Blackboard Course in Blackboard

This may sound counter-intuitive, but if you want to learn to use Blackboard as an instructional tool, one of the FIRST places to go is within Blackboard (  We have a professional development course, Blackboard in SDW, built out there that literally takes teachers through the Blackboard course building process from Design to Class Management.  With instructional videos and organized lessons, a dedicated staff member has an always-on resource to learn to use Blackboard as they see fit.

Blackboard in SDW is a self-enroll course when logged in as yourself in Blackboard (generally speaking, use the same username and password as your Google account).  Using a generic login will not allow you to follow the steps outlined in the video.

The video below will show you how to enroll in this course.
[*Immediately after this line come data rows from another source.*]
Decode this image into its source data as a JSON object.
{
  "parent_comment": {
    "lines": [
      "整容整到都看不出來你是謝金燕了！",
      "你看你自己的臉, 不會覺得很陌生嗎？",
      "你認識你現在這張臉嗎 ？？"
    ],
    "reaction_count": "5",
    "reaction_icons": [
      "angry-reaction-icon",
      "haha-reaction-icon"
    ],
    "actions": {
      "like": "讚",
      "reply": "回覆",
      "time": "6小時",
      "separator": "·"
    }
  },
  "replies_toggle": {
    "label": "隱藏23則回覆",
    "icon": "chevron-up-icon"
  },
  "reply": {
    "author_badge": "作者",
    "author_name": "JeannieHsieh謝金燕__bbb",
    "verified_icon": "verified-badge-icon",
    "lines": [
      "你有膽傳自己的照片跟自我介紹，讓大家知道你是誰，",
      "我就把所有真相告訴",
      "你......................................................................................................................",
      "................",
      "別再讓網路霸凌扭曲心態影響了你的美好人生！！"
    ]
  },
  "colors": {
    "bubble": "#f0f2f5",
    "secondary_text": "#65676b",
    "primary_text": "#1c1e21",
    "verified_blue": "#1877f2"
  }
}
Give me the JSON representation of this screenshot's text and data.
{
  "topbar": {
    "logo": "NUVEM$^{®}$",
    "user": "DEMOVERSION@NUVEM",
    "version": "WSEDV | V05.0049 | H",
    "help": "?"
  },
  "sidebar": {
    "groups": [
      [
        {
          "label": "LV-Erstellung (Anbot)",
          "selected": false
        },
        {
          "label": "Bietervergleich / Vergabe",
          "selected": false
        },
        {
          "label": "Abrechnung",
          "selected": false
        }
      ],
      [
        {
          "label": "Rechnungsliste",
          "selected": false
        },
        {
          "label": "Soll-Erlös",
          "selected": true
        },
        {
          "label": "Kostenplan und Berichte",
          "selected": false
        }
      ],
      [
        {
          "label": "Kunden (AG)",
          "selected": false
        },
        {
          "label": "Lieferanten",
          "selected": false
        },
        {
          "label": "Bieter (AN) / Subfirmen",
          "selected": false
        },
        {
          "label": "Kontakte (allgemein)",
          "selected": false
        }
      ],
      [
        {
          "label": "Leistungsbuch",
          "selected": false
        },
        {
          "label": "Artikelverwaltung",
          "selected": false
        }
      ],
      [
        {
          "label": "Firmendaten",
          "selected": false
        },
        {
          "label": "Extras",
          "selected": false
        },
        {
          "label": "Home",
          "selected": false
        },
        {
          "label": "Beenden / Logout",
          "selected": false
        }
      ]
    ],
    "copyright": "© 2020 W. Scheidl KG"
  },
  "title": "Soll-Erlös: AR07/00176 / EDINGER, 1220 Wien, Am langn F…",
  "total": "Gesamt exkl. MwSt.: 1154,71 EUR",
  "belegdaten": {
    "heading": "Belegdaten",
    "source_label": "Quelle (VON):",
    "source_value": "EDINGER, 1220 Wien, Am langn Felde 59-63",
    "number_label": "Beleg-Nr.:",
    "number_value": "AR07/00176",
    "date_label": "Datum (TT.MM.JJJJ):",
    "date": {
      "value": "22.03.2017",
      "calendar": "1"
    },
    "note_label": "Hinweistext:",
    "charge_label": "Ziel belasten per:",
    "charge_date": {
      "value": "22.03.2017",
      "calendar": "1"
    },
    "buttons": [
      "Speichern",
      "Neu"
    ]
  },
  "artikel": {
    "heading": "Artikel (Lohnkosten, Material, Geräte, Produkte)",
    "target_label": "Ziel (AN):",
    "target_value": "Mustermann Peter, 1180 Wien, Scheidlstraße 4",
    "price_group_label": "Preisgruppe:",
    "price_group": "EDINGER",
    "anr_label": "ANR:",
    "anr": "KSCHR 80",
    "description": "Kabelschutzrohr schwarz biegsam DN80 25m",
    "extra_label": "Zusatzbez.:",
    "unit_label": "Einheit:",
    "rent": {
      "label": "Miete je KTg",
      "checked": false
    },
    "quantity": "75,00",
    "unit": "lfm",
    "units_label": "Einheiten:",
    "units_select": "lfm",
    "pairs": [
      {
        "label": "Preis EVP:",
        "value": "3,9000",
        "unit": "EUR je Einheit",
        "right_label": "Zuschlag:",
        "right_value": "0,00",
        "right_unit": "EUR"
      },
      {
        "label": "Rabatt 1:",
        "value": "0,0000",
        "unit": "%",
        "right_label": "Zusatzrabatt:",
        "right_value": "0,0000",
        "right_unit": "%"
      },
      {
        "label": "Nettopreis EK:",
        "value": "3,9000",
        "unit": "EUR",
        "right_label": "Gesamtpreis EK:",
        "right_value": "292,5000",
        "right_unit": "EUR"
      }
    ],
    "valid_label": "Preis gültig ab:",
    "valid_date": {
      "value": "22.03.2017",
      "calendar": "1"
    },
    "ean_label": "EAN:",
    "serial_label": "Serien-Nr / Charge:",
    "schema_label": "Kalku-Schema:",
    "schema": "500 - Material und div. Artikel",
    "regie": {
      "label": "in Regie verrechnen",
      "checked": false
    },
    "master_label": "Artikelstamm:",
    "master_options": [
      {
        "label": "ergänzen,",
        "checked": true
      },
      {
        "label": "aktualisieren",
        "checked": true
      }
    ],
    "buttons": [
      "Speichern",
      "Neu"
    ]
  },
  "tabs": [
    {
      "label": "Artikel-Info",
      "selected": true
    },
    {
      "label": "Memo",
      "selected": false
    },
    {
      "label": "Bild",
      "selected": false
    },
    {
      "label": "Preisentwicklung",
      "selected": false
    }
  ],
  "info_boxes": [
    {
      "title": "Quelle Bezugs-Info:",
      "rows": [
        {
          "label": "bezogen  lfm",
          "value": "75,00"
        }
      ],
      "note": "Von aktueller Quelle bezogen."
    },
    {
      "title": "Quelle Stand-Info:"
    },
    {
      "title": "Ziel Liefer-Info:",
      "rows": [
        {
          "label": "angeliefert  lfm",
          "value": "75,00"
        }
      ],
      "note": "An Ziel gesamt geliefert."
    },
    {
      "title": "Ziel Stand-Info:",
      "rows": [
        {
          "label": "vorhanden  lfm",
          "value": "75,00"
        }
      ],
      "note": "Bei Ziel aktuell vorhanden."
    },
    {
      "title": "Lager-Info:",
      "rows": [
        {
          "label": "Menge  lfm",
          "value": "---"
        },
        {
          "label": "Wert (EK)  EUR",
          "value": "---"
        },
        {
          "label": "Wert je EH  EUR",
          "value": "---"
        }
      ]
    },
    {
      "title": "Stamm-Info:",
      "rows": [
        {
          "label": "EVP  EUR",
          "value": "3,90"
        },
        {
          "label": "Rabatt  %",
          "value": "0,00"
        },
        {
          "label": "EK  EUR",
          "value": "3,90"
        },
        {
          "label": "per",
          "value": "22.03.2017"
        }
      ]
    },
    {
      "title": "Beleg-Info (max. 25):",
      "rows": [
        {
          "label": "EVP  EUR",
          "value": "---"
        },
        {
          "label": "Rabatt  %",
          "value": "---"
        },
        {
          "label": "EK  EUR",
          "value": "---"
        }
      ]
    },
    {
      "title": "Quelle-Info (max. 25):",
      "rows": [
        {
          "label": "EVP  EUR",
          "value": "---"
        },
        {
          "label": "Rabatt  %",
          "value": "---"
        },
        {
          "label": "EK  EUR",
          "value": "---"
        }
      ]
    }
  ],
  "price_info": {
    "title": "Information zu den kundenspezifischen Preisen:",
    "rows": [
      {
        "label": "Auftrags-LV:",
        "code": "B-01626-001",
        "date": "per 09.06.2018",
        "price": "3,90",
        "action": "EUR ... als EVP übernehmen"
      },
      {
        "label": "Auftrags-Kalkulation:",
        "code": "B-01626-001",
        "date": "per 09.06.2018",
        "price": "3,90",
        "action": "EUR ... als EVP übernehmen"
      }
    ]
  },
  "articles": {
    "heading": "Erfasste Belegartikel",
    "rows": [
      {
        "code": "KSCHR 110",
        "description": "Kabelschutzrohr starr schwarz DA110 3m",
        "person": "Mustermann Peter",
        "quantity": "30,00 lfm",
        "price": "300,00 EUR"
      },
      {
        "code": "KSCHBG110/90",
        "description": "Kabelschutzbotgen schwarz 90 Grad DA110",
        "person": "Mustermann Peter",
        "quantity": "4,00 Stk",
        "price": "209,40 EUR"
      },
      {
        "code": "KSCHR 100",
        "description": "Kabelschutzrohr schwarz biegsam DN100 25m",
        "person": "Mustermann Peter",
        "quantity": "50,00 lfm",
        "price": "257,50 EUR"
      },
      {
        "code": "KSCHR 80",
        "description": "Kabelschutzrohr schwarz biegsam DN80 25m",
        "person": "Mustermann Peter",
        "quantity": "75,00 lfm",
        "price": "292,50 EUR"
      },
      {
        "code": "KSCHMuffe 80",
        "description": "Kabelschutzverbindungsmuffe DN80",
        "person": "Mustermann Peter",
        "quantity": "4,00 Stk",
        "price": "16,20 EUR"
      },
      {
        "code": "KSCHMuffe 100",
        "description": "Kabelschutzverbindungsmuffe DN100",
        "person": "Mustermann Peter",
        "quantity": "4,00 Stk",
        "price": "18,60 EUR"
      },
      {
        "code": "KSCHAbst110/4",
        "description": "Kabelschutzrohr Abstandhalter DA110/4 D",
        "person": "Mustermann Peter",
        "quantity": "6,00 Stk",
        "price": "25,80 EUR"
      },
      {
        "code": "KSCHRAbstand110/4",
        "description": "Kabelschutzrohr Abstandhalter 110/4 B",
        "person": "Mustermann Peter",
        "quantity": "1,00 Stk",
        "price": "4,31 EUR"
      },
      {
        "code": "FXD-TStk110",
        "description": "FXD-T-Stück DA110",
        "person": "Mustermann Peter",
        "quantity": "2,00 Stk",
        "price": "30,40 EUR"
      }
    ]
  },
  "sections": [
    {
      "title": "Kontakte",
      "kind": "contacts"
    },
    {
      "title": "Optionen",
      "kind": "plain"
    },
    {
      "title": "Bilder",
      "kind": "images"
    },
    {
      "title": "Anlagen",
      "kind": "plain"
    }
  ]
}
Blackboard Tutorials Playlist on YouTube

Another resource available directly from the School District of Waukesha is our Blackboard Tutorials playlist on YouTube.  We have curated this playlist to provide some of the most informative, personalized, direct tutorial videos we could find (or could make) to deliver relevant information as you learn to utilize Blackboard.  Many of these videos are also embedded within the Blackboard in SDW course mentioned above.

Check it out.  We are constantly adding new tutorials and videos to this playlist.

The link to the playlist is here:

Blackboard Learn Videos Direct from Blackboard

Blackboard has made an increasing commitment to establishing better tutorials and guides for end users (students, teachers, and system administrators) over the past few years.  One result of that has been the Blackboard Learn Video centers.  We recommend you check back here regularly to answer questions that you have about what Blackboard can do, how to do things within Blackboard, and to find resources to teach your students and parents about Blackboard.

The primary link (I'd bookmark this) is here:

Throughout that page there are subsequent links that may appeal to just students and just instructors.

All considered, there are SO many resources available to begin your journey to learning to utilize Blackboard well that you may just fill up your idle time becoming a Blackboard Master as you eagerly wait for your students to return.